First names aside, along with being entrepreneurs and attending the same high school, the two women don’t have a lot of similarities.
Moss was a 6-foot middle blocker at ODA who joined the program when she was a junior. Albano was a 5-foot-6 libero who had come up through ODA’s system since sixth grade.
“I was driven, focused in high school,” Moss says. “But I didn’t figure out female friendships in high school. I wish I had that perspective. I didn’t keep any high school friends.”
Albano says Moss doesn’t need to feel bad about having little time in high school to develop relationships. “She was super sweet, smart and she worked hard,” Albano says. “I didn’t have a lot of free time, either.”
When Moss headed to the University of Florida, Albano flew to Merrimack College in North Andover, Massachusetts, a suburb of Boston. Like Moss, she says ODA was crucial in moving her forward toward her career goals.
“I have to give some credit to ODA, because they equip you,” Albano says. “College was super easy for me because of ODA.”
Albano graduated from Merrimack in four years while Moss earned a degree from the University of Florida in five. Albano received her degree in business marketing while Moss earned a material sciences engineering degree.
Both began tinkering with various jobs after college to search for what suited them best. Albano opened her first Purify business in 2018 in downtown Sarasota and then relocated it to San Marco Plaza in March 2023 — right after Moss had opened Via La Casa in February.
Moss says they both benefited from parents who care.
“We are super privileged,” Moss said. “We couldn’t be here without our parents.”
Moss’s parents, Paolo Costa and Silvia Teixeira Costa, have lived in The River Club since 2008.
“My parents are entrepreneurs,” says Moss, who splits ownership of the business with her mother. “I have always been inspired by them. My entire life, I’ve learned that being your own boss marks success in life. My mom is an artist. So, Via La Casa started as an art gallery. Then my mom said, ‘If you are going to have a bar, you should put wine in.’ The original idea was more sip and shop. ... Browse with a drink. It would be something unique and special.”

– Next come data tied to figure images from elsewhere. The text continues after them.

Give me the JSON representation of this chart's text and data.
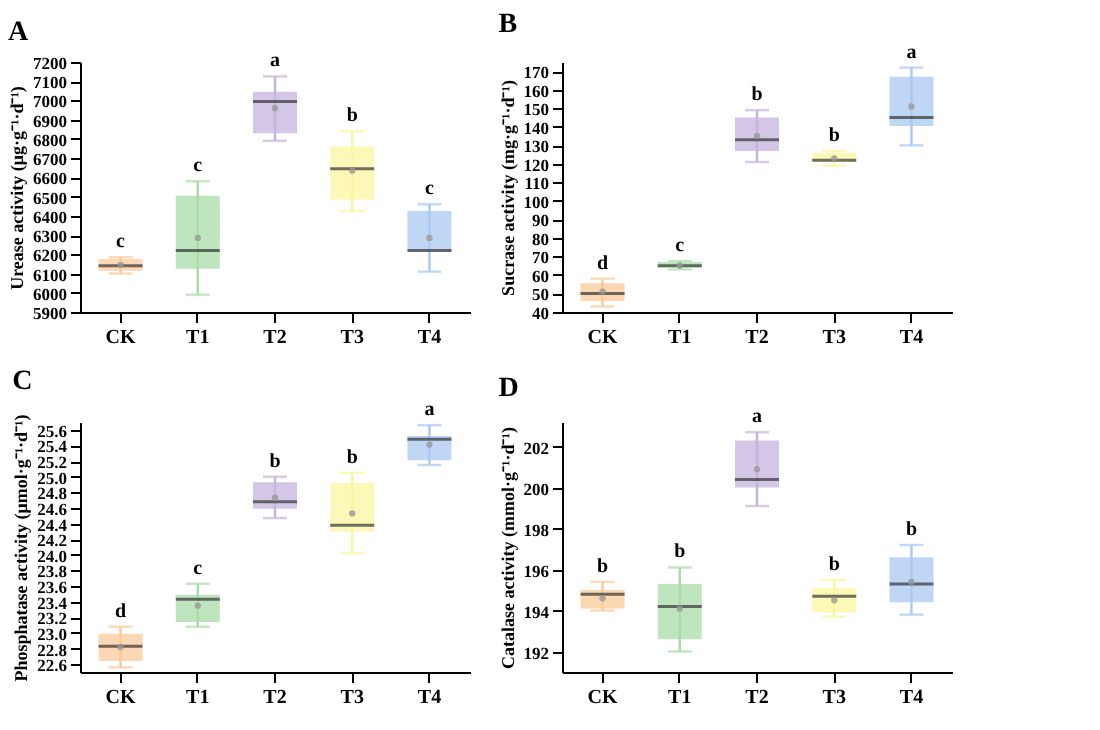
{
  "chart_data": [
    {
      "type": "box",
      "title": "A",
      "ylabel": "Urease activity (μg·g⁻¹·d⁻¹)",
      "categories": [
        "CK",
        "T1",
        "T2",
        "T3",
        "T4"
      ],
      "colors": [
        "#fbc99a",
        "#a8dca8",
        "#c5b3dd",
        "#fbf5a0",
        "#a9c8f2"
      ],
      "ylim": [
        5900,
        7200
      ],
      "yticks": [
        5900,
        6000,
        6100,
        6200,
        6300,
        6400,
        6500,
        6600,
        6700,
        6800,
        6900,
        7000,
        7100,
        7200
      ],
      "grid": false,
      "boxes": [
        {
          "low": 6100,
          "q1": 6115,
          "median": 6140,
          "q3": 6175,
          "high": 6185,
          "mean": 6145
        },
        {
          "low": 5990,
          "q1": 6125,
          "median": 6220,
          "q3": 6505,
          "high": 6580,
          "mean": 6285
        },
        {
          "low": 6790,
          "q1": 6830,
          "median": 6995,
          "q3": 7045,
          "high": 7125,
          "mean": 6960
        },
        {
          "low": 6425,
          "q1": 6485,
          "median": 6645,
          "q3": 6760,
          "high": 6840,
          "mean": 6635
        },
        {
          "low": 6110,
          "q1": 6215,
          "median": 6220,
          "q3": 6425,
          "high": 6460,
          "mean": 6285
        }
      ],
      "annotations": [
        {
          "text": "c",
          "x": "CK",
          "y": 6185
        },
        {
          "text": "c",
          "x": "T1",
          "y": 6580
        },
        {
          "text": "a",
          "x": "T2",
          "y": 7125
        },
        {
          "text": "b",
          "x": "T3",
          "y": 6840
        },
        {
          "text": "c",
          "x": "T4",
          "y": 6460
        }
      ]
    },
    {
      "type": "box",
      "title": "B",
      "ylabel": "Sucrase activity (mg·g⁻¹·d⁻¹)",
      "categories": [
        "CK",
        "T1",
        "T2",
        "T3",
        "T4"
      ],
      "colors": [
        "#fbc99a",
        "#a8dca8",
        "#c5b3dd",
        "#fbf5a0",
        "#a9c8f2"
      ],
      "ylim": [
        40,
        175
      ],
      "yticks": [
        40,
        50,
        60,
        70,
        80,
        90,
        100,
        110,
        120,
        130,
        140,
        150,
        160,
        170
      ],
      "grid": false,
      "boxes": [
        {
          "low": 43,
          "q1": 46,
          "median": 50,
          "q3": 55.5,
          "high": 58,
          "mean": 51
        },
        {
          "low": 63,
          "q1": 64,
          "median": 65,
          "q3": 67,
          "high": 67.5,
          "mean": 65
        },
        {
          "low": 121,
          "q1": 127,
          "median": 133,
          "q3": 145,
          "high": 149,
          "mean": 135
        },
        {
          "low": 119,
          "q1": 121,
          "median": 122,
          "q3": 126,
          "high": 127,
          "mean": 123
        },
        {
          "low": 130,
          "q1": 140.5,
          "median": 145,
          "q3": 167,
          "high": 172,
          "mean": 151
        }
      ],
      "annotations": [
        {
          "text": "d",
          "x": "CK",
          "y": 58
        },
        {
          "text": "c",
          "x": "T1",
          "y": 67.5
        },
        {
          "text": "b",
          "x": "T2",
          "y": 149
        },
        {
          "text": "b",
          "x": "T3",
          "y": 127
        },
        {
          "text": "a",
          "x": "T4",
          "y": 172
        }
      ]
    },
    {
      "type": "box",
      "title": "C",
      "ylabel": "Phosphatase activity (μmol·g⁻¹·d⁻¹)",
      "categories": [
        "CK",
        "T1",
        "T2",
        "T3",
        "T4"
      ],
      "colors": [
        "#fbc99a",
        "#a8dca8",
        "#c5b3dd",
        "#fbf5a0",
        "#a9c8f2"
      ],
      "ylim": [
        22.5,
        25.7
      ],
      "yticks": [
        22.6,
        22.8,
        {
          "value": 23,
          "label": "23.0"
        },
        23.2,
        23.4,
        23.6,
        23.8,
        {
          "value": 24,
          "label": "24.0"
        },
        24.2,
        24.4,
        24.6,
        24.8,
        {
          "value": 25,
          "label": "25.0"
        },
        25.2,
        25.4,
        25.6
      ],
      "grid": false,
      "boxes": [
        {
          "low": 22.56,
          "q1": 22.64,
          "median": 22.83,
          "q3": 22.99,
          "high": 23.08,
          "mean": 22.82
        },
        {
          "low": 23.08,
          "q1": 23.14,
          "median": 23.43,
          "q3": 23.49,
          "high": 23.63,
          "mean": 23.35
        },
        {
          "low": 24.47,
          "q1": 24.59,
          "median": 24.68,
          "q3": 24.93,
          "high": 25.0,
          "mean": 24.73
        },
        {
          "low": 24.02,
          "q1": 24.3,
          "median": 24.38,
          "q3": 24.92,
          "high": 25.05,
          "mean": 24.53
        },
        {
          "low": 25.15,
          "q1": 25.21,
          "median": 25.48,
          "q3": 25.52,
          "high": 25.66,
          "mean": 25.41
        }
      ],
      "annotations": [
        {
          "text": "d",
          "x": "CK",
          "y": 23.08
        },
        {
          "text": "c",
          "x": "T1",
          "y": 23.63
        },
        {
          "text": "b",
          "x": "T2",
          "y": 25.0
        },
        {
          "text": "b",
          "x": "T3",
          "y": 25.05
        },
        {
          "text": "a",
          "x": "T4",
          "y": 25.66
        }
      ]
    },
    {
      "type": "box",
      "title": "D",
      "ylabel": "Catalase activity (mmol·g⁻¹·d⁻¹)",
      "categories": [
        "CK",
        "T1",
        "T2",
        "T3",
        "T4"
      ],
      "colors": [
        "#fbc99a",
        "#a8dca8",
        "#c5b3dd",
        "#fbf5a0",
        "#a9c8f2"
      ],
      "ylim": [
        191,
        203.2
      ],
      "yticks": [
        192,
        194,
        196,
        198,
        200,
        202
      ],
      "grid": false,
      "boxes": [
        {
          "low": 194.0,
          "q1": 194.1,
          "median": 194.8,
          "q3": 195.0,
          "high": 195.4,
          "mean": 194.6
        },
        {
          "low": 192.0,
          "q1": 192.6,
          "median": 194.2,
          "q3": 195.3,
          "high": 196.1,
          "mean": 194.1
        },
        {
          "low": 199.1,
          "q1": 200.0,
          "median": 200.4,
          "q3": 202.3,
          "high": 202.7,
          "mean": 200.9
        },
        {
          "low": 193.7,
          "q1": 193.9,
          "median": 194.7,
          "q3": 195.1,
          "high": 195.5,
          "mean": 194.5
        },
        {
          "low": 193.8,
          "q1": 194.4,
          "median": 195.3,
          "q3": 196.6,
          "high": 197.2,
          "mean": 195.4
        }
      ],
      "annotations": [
        {
          "text": "b",
          "x": "CK",
          "y": 195.4
        },
        {
          "text": "b",
          "x": "T1",
          "y": 196.1
        },
        {
          "text": "a",
          "x": "T2",
          "y": 202.7
        },
        {
          "text": "b",
          "x": "T3",
          "y": 195.5
        },
        {
          "text": "b",
          "x": "T4",
          "y": 197.2
        }
      ]
    }
  ]
}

Via La Casa is a mix of serenity and beauty.
Albano says she experienced some business struggles early with Purify, but quickly has come to the point where she has sold one franchise, is close to selling another and sees continued expansion as part of her future.
That makes her smile because she remembers the days after first opening when she listened to people passing in front of her business.
“There was a lot of educating, explaining to do,” she says. “I could hear people scoffing, ‘They won’t make it two weeks.’”
But five years later she continues to grow. Like Moss, Albano says her parents, Country Club’s Sandy and Mike Albano, have been key to her development. Right out of college, she was experiencing allergy problems and her parents insisted she move back to the Lakewood Ranch area so they could help her. In trying to solve her allergy woes, and joint pain she suffered from years playing libero, she came upon the combination of light and heat in a far-infrared session that had powerful healing effects.
Her research indicated that people could sweat out heavy metals, toxins and pathogens. Her business is formed on the premise that sweating is a highly effective means of eliminating toxins and that the far-infrared body wrap sauna promotes the elimination of toxins.
What happens during a session?
“I call it an elevated sauna experience, a far infrared light therapy not without direct heat,” says Albano. “The client rests on a Tempur-Pedic bed and watches Netflix or meditates or listens to podcasts over a period of 50 minutes. It can be a very healing experience.”
Both Albano and Moss have great expectations for the future of their businesses. But they also know it will take time.
“You don’t (have success) in a day,” Albano says. “Unless you are a celebrity, you will be grinding, wondering.”